Should publishers commit to deals via PMP?

Committing to deals via Private Marketplace (PMP) can be a beneficial strategy for publishers in certain circumstances. PMPs offer a more controlled and curated environment for buying and selling advertising inventory. Here are some considerations to help you decide if committing to PMP deals is the right approach for your publishing business:

Advantages of Committing to PMP Deals:

Premium Advertisers: PMPs often attract premium advertisers who are willing to pay higher rates for exclusive access to quality inventory. By committing to PMP deals, you can secure partnerships with reputable brands and advertisers that align with your website’s content and audience.

Higher CPMs: PMP deals can lead to higher CPM rates compared to open exchanges or programmatic auctions. Advertisers are often willing to pay a premium for premium inventory and a controlled environment. This can increase your revenue per impression and improve overall monetization.

Brand Safety and Quality Control: PMPs offer greater control over the ads displayed on your website. By establishing direct relationships with advertisers, you can ensure that the ads align with your brand guidelines and maintain a high level of quality. This helps protect your brand reputation and provides a safer advertising environment for your audience.

Reduced Ad Fraud and Ad Blocking: PMPs can help mitigate the risk of ad fraud and ad blocking. Since PMP deals involve direct relationships with advertisers, the likelihood of fraudulent or malicious ads decreases. This improves the overall user experience and reduces the impact of ad-blocking software.

Targeted and Relevant Ads: PMP deals allow for more precise targeting and customization options. You can work closely with advertisers to deliver highly targeted and relevant ads to your audience, increasing the chances of user engagement and higher conversion rates.

Considerations when Committing to PMP Deals:

Inventory Commitment: Committing to PMP deals often requires a certain level of inventory commitment. Ensure that you have enough premium inventory available to fulfill the agreed-upon impressions or placements. Assess the potential impact on your overall ad inventory and availability for other monetization strategies.

Sales Effort and Relationships: PMP deals typically involve direct sales efforts and building relationships with advertisers. This requires investment in sales and account management resources to negotiate and manage the deals effectively.
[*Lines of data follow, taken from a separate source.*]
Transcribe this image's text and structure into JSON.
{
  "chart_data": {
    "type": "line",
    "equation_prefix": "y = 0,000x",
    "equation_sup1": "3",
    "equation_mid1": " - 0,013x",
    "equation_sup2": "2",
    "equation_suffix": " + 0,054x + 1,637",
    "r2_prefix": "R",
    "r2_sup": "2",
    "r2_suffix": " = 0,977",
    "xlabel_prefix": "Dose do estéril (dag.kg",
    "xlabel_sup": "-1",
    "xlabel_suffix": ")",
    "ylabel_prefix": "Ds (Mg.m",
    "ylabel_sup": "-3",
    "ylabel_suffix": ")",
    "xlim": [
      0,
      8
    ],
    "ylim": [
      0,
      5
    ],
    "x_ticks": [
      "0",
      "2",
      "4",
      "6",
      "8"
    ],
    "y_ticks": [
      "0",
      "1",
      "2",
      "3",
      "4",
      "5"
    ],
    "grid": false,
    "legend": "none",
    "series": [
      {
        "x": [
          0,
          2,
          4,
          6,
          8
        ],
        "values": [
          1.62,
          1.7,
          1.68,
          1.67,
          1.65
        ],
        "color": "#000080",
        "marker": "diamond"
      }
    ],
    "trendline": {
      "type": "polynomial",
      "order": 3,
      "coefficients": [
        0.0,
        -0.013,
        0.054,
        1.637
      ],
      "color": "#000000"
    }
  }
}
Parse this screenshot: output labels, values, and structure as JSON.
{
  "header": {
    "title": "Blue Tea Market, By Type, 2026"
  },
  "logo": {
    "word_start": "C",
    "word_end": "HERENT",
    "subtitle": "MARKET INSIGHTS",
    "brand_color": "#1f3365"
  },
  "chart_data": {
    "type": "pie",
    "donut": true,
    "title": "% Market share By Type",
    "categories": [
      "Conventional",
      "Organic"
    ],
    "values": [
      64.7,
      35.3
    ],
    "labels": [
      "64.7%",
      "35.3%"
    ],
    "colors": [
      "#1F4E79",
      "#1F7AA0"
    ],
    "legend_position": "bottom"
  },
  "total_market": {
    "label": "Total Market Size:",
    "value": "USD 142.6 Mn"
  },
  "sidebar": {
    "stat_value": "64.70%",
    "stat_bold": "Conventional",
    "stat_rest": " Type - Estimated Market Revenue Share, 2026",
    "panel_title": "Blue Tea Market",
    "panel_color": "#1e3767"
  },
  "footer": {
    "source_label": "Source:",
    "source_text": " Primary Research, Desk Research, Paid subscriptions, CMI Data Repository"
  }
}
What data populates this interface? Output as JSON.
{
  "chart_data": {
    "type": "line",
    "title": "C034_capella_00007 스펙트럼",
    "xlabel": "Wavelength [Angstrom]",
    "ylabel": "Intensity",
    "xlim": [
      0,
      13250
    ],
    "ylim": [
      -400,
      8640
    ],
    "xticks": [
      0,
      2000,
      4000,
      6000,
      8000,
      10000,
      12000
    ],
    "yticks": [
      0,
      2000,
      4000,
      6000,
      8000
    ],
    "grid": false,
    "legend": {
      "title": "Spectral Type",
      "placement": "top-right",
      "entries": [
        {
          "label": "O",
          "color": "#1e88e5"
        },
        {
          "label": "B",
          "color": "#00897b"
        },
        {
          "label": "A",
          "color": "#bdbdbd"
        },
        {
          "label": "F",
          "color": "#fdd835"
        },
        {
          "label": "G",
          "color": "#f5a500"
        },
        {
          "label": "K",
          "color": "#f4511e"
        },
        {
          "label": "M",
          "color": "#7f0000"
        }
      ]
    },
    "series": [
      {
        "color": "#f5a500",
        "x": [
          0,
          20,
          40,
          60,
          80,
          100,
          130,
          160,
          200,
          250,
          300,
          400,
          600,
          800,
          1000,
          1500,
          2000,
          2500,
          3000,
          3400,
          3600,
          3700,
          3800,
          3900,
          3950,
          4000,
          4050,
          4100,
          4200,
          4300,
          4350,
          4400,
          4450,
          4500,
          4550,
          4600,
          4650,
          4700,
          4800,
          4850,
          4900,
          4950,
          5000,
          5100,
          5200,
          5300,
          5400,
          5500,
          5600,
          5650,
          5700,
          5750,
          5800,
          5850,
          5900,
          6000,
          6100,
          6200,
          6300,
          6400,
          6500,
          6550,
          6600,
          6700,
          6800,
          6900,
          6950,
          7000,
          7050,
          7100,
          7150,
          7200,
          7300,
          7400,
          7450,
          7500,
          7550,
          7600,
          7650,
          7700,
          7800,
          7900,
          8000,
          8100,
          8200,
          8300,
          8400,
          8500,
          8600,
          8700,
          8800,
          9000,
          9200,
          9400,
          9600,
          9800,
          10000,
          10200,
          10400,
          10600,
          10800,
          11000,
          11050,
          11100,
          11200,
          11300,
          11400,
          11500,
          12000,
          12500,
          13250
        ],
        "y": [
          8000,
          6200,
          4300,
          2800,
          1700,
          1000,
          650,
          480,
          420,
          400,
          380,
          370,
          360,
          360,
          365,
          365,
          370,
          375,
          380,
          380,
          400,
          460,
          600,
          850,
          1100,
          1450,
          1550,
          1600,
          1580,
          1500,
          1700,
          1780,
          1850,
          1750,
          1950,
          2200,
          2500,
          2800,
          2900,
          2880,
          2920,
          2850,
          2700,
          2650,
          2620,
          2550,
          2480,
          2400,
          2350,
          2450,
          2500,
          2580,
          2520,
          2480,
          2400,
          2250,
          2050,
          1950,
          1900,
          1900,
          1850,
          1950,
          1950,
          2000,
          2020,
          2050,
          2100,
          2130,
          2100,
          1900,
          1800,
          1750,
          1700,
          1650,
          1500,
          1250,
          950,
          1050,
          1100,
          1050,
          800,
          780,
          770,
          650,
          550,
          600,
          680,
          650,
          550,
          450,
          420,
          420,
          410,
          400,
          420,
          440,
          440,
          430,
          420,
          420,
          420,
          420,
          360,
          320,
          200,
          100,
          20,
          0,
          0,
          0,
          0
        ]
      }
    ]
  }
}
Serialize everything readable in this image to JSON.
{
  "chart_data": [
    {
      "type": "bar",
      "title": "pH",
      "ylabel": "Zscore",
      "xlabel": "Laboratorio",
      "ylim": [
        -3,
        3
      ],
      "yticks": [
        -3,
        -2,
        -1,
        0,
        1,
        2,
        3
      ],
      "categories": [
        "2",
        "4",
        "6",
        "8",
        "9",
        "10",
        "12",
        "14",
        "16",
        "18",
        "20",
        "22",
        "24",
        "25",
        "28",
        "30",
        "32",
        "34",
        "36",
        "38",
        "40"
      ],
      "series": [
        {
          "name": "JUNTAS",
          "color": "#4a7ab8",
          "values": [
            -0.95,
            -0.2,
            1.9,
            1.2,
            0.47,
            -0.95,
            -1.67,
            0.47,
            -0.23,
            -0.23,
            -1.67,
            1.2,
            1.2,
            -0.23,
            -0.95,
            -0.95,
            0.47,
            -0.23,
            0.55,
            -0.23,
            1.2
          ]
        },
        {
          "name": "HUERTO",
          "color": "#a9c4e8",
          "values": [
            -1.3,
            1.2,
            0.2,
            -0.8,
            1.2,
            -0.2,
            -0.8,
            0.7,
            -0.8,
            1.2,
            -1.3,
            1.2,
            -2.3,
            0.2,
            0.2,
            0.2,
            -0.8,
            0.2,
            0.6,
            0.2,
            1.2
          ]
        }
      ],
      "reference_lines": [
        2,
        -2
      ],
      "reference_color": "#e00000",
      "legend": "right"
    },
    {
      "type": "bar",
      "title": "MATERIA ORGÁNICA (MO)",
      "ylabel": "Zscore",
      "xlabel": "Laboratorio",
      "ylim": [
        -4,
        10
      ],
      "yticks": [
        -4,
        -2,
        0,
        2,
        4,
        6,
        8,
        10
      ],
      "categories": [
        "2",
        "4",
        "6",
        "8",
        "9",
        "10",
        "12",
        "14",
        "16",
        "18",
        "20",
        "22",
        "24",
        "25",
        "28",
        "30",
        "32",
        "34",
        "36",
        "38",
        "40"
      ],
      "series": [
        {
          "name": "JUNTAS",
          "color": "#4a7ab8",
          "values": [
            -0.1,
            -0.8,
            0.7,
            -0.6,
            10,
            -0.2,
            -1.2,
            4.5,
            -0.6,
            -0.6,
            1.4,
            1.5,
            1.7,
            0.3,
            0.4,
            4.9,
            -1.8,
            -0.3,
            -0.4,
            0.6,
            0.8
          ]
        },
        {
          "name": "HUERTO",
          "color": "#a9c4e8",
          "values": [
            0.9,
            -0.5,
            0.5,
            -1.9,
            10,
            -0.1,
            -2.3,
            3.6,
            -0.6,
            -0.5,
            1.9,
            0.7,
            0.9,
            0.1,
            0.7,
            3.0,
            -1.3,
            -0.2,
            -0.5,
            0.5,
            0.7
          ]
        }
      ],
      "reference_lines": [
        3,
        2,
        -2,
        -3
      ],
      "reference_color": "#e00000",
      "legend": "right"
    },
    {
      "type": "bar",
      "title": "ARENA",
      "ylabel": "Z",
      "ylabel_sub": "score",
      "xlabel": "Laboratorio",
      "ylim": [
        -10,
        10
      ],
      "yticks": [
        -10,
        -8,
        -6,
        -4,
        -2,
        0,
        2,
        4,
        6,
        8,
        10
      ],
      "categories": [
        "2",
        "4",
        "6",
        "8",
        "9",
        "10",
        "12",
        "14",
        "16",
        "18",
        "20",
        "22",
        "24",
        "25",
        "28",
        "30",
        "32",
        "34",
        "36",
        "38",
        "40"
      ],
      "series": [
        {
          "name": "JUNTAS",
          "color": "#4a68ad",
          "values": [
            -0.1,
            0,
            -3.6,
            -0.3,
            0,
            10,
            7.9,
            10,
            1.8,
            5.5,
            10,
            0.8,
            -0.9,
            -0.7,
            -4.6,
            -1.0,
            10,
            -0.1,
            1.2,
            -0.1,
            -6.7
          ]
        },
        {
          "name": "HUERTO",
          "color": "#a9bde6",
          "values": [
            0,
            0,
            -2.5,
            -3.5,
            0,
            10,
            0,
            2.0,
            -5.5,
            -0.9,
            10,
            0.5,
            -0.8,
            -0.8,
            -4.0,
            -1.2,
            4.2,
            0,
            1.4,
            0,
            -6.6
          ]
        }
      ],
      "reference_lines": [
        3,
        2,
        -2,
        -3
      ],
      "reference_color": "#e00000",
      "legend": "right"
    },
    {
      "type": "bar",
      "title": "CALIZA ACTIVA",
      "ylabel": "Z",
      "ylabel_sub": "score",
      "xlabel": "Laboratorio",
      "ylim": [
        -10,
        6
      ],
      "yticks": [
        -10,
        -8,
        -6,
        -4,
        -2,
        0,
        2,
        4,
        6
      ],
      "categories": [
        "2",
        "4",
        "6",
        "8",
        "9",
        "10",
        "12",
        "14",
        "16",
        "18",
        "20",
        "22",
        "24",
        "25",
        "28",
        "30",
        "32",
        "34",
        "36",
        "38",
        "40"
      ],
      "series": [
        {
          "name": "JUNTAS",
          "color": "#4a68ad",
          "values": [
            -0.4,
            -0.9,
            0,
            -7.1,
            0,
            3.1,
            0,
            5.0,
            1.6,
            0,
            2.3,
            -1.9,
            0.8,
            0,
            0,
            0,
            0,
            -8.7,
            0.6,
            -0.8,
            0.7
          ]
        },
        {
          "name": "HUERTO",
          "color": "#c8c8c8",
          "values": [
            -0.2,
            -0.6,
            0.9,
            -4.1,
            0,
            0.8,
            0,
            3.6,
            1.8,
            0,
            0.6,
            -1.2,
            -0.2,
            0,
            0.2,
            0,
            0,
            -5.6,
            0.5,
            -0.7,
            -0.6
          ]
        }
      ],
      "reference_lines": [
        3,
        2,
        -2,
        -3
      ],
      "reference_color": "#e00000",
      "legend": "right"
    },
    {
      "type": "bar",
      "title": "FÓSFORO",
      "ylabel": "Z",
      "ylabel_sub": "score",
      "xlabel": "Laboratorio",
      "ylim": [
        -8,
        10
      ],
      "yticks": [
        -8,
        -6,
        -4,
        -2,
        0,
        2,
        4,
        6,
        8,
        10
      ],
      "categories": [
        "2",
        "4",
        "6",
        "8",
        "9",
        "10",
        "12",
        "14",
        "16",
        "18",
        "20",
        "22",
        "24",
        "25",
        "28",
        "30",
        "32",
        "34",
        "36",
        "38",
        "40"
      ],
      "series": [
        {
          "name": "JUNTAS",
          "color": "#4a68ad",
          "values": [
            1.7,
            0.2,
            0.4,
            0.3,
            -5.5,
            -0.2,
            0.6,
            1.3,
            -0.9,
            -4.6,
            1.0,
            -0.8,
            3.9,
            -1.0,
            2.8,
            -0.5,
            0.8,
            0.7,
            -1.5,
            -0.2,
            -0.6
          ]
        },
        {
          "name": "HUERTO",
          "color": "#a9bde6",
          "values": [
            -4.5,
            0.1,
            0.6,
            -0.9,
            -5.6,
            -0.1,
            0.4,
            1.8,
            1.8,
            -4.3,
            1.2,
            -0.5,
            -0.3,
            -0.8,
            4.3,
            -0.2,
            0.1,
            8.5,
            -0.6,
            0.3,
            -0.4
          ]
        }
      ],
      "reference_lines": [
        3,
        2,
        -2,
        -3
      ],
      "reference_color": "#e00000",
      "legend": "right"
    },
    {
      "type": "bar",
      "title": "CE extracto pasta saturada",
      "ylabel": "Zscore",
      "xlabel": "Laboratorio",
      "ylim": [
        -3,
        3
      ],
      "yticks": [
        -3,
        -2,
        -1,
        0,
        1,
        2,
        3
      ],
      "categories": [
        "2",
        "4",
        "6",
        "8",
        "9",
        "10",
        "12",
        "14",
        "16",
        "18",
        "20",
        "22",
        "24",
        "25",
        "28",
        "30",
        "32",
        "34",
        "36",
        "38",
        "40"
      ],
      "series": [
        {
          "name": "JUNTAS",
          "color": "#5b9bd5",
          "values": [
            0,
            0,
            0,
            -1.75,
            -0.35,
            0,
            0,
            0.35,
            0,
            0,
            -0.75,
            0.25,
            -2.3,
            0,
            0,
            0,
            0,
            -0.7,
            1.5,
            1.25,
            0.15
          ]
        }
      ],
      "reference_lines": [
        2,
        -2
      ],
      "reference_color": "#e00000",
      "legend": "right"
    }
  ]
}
Flexibility and Yield Optimization: Committing to PMP deals may limit your flexibility to optimize your yield by allowing real-time bidding or participating in open exchanges. Evaluate the trade-off between the guaranteed revenue from PMP deals and the potential revenue from programmatic auctions or open exchanges.

Monitoring and Performance Evaluation: Establish mechanisms to monitor the performance of PMP deals, including metrics such as fill rate, viewability, and revenue generated. Regularly evaluate the performance and return on investment to ensure the deals continue to deliver value.

PMPs can be a valuable strategy for publishers looking to maximize revenue, work with premium advertisers, and maintain control over their advertising environment. However, it’s important to carefully evaluate the specific opportunities, resources required, and potential trade-offs before committing to PMP deals.